Enseignements : Vers une organisation du travail plus collective
La première expérience sur la création d’un nouveau produit montre l’importance du processus théorique et méthodologique qui structure et permet d’orienter et de flécher les questionnements. Max Weber définissait la théorie comme un ideal type pour lire la réalité et agir sur cette dernière sans être la réalité. Le « pattern », le cadre et plus généralement la problématisation constituent des compétences et conditions pour dialoguer avec l’IA et devenir des prompteurs. La mobilisation de groupes de contrôle dans cette étude est intéressante et montre que d’un point de vue organisationnel, il faudra penser à instancier ces modalités de contrôle pour éviter des erreurs et des dérapages. Les notions d’expérience et de même de sagesse, souvent portées par des séniors, prennent alors tout leur sens comme éléments constitutifs d’une performance collective.

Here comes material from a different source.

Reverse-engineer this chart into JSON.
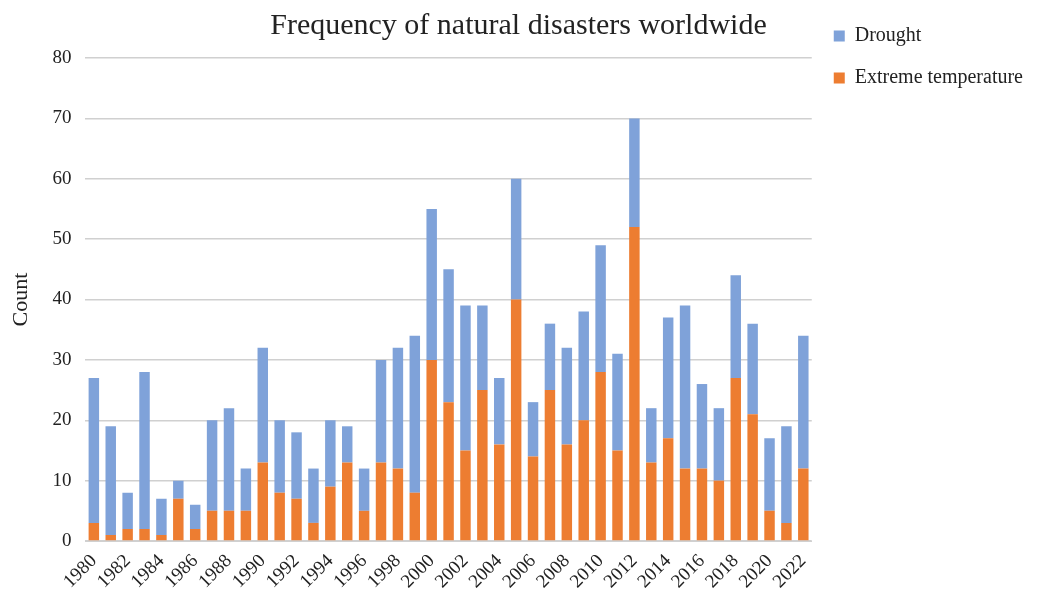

La deuxième expérience, moins à l’avantage de l’IA, montre l’importance du fonctionnement en mode collectif. La notion d’intelligence collective prend alors tout son sens dans sa capacité à proposer ce qui n’existe pas et à faire œuvrer des personnes différentes. La littérature sur la dynamique des groupes restreints et les ateliers participatifs avec une nouveauté, l’IA, constitue une source d’inspiration. Nous allons devoir envisager des modalités de travail de groupe et des ateliers avec l’IA. Des méthodologies comme le Design Thinking ou les différents types d’ateliers devront être revus pour permettre une expression collective non pas contre l’IA mais avec l’IA. Savoir animer, savoir problématiser et savoir faire émerger des idées disruptives constituent plus seulement des options managériales mais des conditions d’animation des collectifs.
L’enjeu ne consiste pas seulement à savoir utiliser un outil et à automatiser quelques tâches. L’IA pose la question d’un travail à la fois automatisé mais aussi très collectif. On parle de « People&Tech ». Pour construire ces nouveaux designs organisationnels, les entreprises déploient des AI Factory selon l’expression de Lansiti et Lacklani. Comme toute innovation technologique cela passe par une phase d’expérimentation mais aussi de réingeniering organisationnel (avoir des organisations permanentes et temporaires collectives) et managérial (développer la capacité de Problem-solving).